We study the causal inference when not all confounders are observed and instead negative controls are available. Recent work has shown how negative controls can enable identification and efficient estimation of average treatment effects via two so-called bridge functions. In this paper, we consider a generalized average causal effect (GACE) with general interventions (discrete or continuous) and tackle the central challenge to causal inference using negative controls: the identification and estimation of the two bridge functions. Previous work has largely relied on completeness assumptions for identification and uniqueness assumptions for estimation, and mainly focused on estimating these functions parametrically. We provide a new identification strategy for GACE that avoids completeness, and propose new minimax-learning estimators for the (nonnunique) bridge functions that can accommodate general function classes such as Reproducing Kernel Hilbert spaces and neural networks and can provide theoretical guarantees even when the bridge functions are nonnunique. We study finite-sample convergence results both for estimating bridge function themselves and for the final GACE estimator.
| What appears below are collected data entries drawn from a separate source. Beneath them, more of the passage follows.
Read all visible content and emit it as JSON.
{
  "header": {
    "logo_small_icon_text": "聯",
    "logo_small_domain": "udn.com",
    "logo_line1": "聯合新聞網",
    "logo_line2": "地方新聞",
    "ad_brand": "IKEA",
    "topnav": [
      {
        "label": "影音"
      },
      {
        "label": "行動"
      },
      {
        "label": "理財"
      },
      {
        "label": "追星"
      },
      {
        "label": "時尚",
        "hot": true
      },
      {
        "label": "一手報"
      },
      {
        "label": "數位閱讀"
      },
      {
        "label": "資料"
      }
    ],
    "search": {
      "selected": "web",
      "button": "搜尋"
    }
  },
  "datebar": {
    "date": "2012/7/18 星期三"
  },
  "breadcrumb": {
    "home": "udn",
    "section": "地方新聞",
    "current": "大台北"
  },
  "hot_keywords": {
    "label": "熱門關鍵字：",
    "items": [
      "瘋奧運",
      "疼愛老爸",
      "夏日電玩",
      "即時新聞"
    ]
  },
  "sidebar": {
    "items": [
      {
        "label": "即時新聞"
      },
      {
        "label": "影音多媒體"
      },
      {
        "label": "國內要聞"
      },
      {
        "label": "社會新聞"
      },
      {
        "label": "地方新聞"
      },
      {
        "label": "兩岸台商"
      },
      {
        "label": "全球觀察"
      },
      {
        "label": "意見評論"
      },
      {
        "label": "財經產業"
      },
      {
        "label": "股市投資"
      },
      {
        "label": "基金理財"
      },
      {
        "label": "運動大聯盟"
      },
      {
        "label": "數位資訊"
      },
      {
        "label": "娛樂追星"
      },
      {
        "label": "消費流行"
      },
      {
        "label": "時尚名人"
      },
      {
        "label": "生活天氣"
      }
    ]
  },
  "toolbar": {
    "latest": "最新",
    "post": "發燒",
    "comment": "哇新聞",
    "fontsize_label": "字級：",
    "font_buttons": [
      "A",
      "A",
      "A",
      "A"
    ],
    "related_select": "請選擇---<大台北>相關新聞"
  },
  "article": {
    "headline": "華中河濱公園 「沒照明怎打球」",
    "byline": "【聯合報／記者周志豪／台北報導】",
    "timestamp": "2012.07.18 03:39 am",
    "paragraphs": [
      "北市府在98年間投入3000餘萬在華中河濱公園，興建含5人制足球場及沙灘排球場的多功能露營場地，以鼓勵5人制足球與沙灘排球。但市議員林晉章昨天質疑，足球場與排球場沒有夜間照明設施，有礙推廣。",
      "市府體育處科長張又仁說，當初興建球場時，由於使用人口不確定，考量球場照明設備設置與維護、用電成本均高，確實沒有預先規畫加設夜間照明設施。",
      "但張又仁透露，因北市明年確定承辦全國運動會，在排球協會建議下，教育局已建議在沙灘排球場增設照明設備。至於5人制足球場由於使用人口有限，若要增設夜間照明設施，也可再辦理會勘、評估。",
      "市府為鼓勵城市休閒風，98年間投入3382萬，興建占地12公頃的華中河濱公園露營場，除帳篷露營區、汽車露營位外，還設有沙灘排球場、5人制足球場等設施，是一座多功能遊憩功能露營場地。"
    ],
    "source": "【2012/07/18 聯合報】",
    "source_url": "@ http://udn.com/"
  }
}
We do this under a variety of combinations of assumptions on the hypothesis and critic classes employed in the minimax estimator. Depending on how much we are willing to assume, we obtain different convergence rates. In some cases, we show that the GACE estimator may converge to truth even when our minimax bridge function estimators do not converge to any valid bridge function. And, in other cases, we show we can obtain semiparametric efficiency.